'Trust is broken' - France condemns US over spy reports
Francois Hollande has condemned as "unacceptable" reported spying by the US on himself and other French leaders. The French president warned his country would not tolerate actions that threaten its security.
The warning came after an emergency meeting of ministers and army and intelligence commanders following revelations by the online whistleblower WikiLeaks that the US National Security Agency (NSA) had tapped the phones of Mr Hollande and his two predecessors, Nicolas Sarkozy and Jacques Chirac.
The allegations that the US was spying on its close ally for political, economic and diplomatic intelligence have sparked a political storm in France, whose parliament is currently finalising a new bill that would give French intelligence agencies sweeping new powers to monitor phone metadata and online activities.
The Elysée, the president's office, said that "these are unacceptable facts that have already arisen between the United States and France, particularly in late 2013 at the time of the first (spying) revelations during the state visit of the President of the Republic to the United States in February 2014.
"At the time, commitments were made by US authorities.
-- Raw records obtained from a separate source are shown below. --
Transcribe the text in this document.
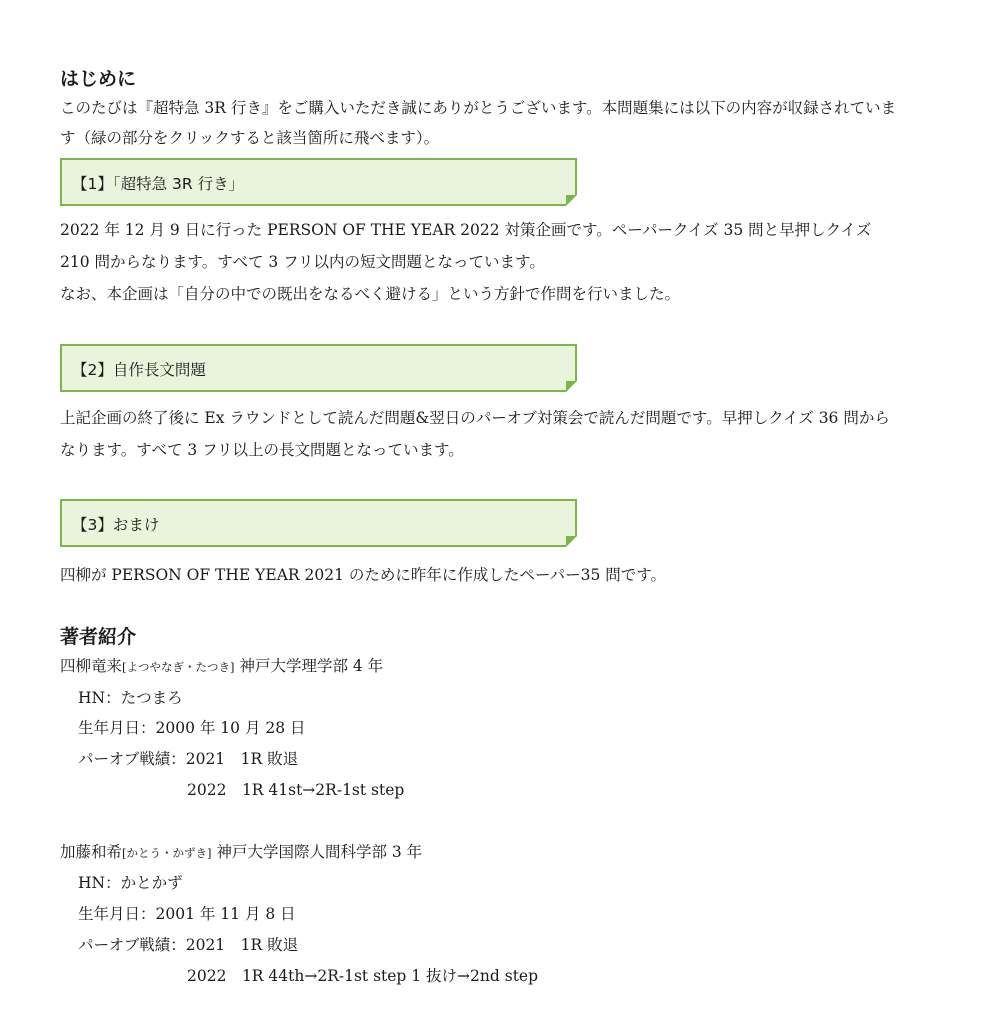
はじめに
このたびは『超特急 3R 行き』をご購入いただき誠にありがとうございます。本問題集には以下の内容が収録されていま
す（緑の部分をクリックすると該当箇所に飛べます）。
【1】「超特急 3R 行き」
2022 年 12 月 9 日に行った PERSON OF THE YEAR 2022 対策企画です。ペーパークイズ 35 問と早押しクイズ
210 問からなります。すべて 3 フリ以内の短文問題となっています。
なお、本企画は「自分の中での既出をなるべく避ける」という方針で作問を行いました。
【2】自作長文問題
上記企画の終了後に Ex ラウンドとして読んだ問題&翌日のパーオブ対策会で読んだ問題です。早押しクイズ 36 問から
なります。すべて 3 フリ以上の長文問題となっています。
【3】おまけ
四柳が PERSON OF THE YEAR 2021 のために昨年に作成したペーパー35 問です。
著者紹介
四柳竜来[よつやなぎ・たつき] 神戸大学理学部 4 年
HN：たつまろ
生年月日：2000 年 10 月 28 日
パーオブ戦績：2021　1R 敗退
2022　1R 41st→2R-1st step
加藤和希[かとう・かずき] 神戸大学国際人間科学部 3 年
HN：かとかず
生年月日：2001 年 11 月 8 日
パーオブ戦績：2021　1R 敗退
2022　1R 44th→2R-1st step 1 抜け→2nd step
They should be remembered and strictly observed," said the statement issued after the emergency defence council meeting yesterday.
"France, which has further strengthened its control and protection, will not tolerate anything that could jeopardise the security and protection of its interests," it added.
The French foreign ministry summoned the US ambassador to discuss the matter, a French diplomatic source said.
Late on Tuesday, Wikileaks published documents it says show that the NSA spied on top French government figures from at least 2006 until 2012.
The White House insisted it was not targeting Mr Hollande's communications and will not do so, but it did not address what surveillance might have been done in the past.
The documents released by WikiLeaks also revealed that Mr Hollande approved secret meetings on the consequences of a Greek exit from the eurozone as early as 2012.
The documents show that the NSA was tapping the mobile phone numbers of numerous officials in the Elysée, up to and including the president, the prime minister and other ministers.
French government spokesman Stephane Le Foll said: "We find it hard to understand or imagine what motivates an ally to spy on allies who are often on the same strategic positions in world affairs".
Claude Gueant, Mr Sarkozy's former chief of staff and one of the reported targets of the NSA, said: "Considering the very close relationship we have with the United States, considering the fact we are extremely loyal allies, I feel like trust has been broken."